If organisations are to cope with – not to mind capitalise on – the rise of emerging technology trends such as automation, machine learning and artificial intelligence, the ability to upskill all of their workforce will be key.
“Whatever the technology, it is only ever as good as a leader’s ability to identify the opportunity, a technical team’s ability to deliver it, and people’s ability to work with it every day,” cautions McDonough.
The need to upskill staff is relatively new. Historically, organisations simply let go people whose skills were obsolete, and looked to other industries in order to recruit new ones. In a tightened labour market, that’s increasingly hard to do, and increasingly expensive to pay for.
That makes learning a more efficient alternative. But “we just don’t have a track record of enabling lifelong learning in our organisations”, says McDonough, who reckons that in the future, that will have to change.
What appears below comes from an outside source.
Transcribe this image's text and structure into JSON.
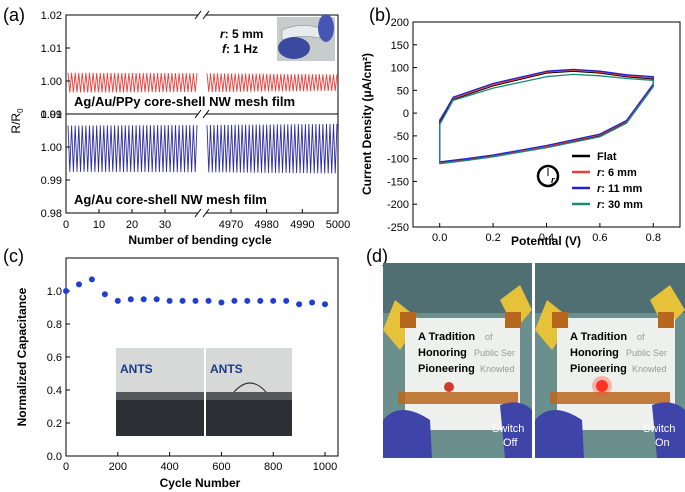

“Such is the pace of change now, and the technological transformations being experienced, that employers realise they can’t protect jobs, they can only protect their people.”
‘Particularly acute’
It’s particularly acute in sectors such as financial services, where people with both digital skills and core banking skills are now required, points out Dervla McCormack, partner, PwC financial services advisory.
PwC’s survey work in that sector shows the biggest barrier to digital innovation now is a lack of skilled teams. It suggests 84 per cent of the financial services sector in Ireland is concerned about skills shortages as an impediment to growth, compared with 76 per cent of their global counterparts.
Employers must address these skills challenges while at the same time cope with rapidly changing employee expectations, chief among which is an issue that harks back to Keynes – how to achieve a better work-life balance.
"It is a huge issue right now, particularly as there are less definite cut-off points now in terms of working the traditional 9am to 5pm, or in terms of whether work is done in the office, at home or in a coffee shop," says Catherine O'Flynn, head of employment and benefits at law firm William Fry.
The need to ensure employees don’t burn is rising in our ‘always on’ smart devices culture. But managing an increasingly flexible workforce, which includes a greater cohort of atypical, freelance or project-based workers, as well as staffers working in remote locations, will bring its own challenges.
Employers will still have to navigate this rise in atypical working in a way that meets all their health and safety obligations. Mental health will have to be protected too, as “some people thrive on remote working but others can feel isolated”, says O’Flynn.
The challenge will be to provide staff with the flexibility they need, the support they require, and a collegiate culture among disparately located teams. It will also be to keep staff learning, so as to leverage the benefits of technological advances.
But don't rule out the leisure age just yet. The UK's Labour party has committed to a four-day working week, and it has already been trialled by giants such as Microsoft in Japan, where it led to happier staff and productivity gains of up to 40 per cent. It begs a Keynesian question – if we're that great in four days, what would we be like in two?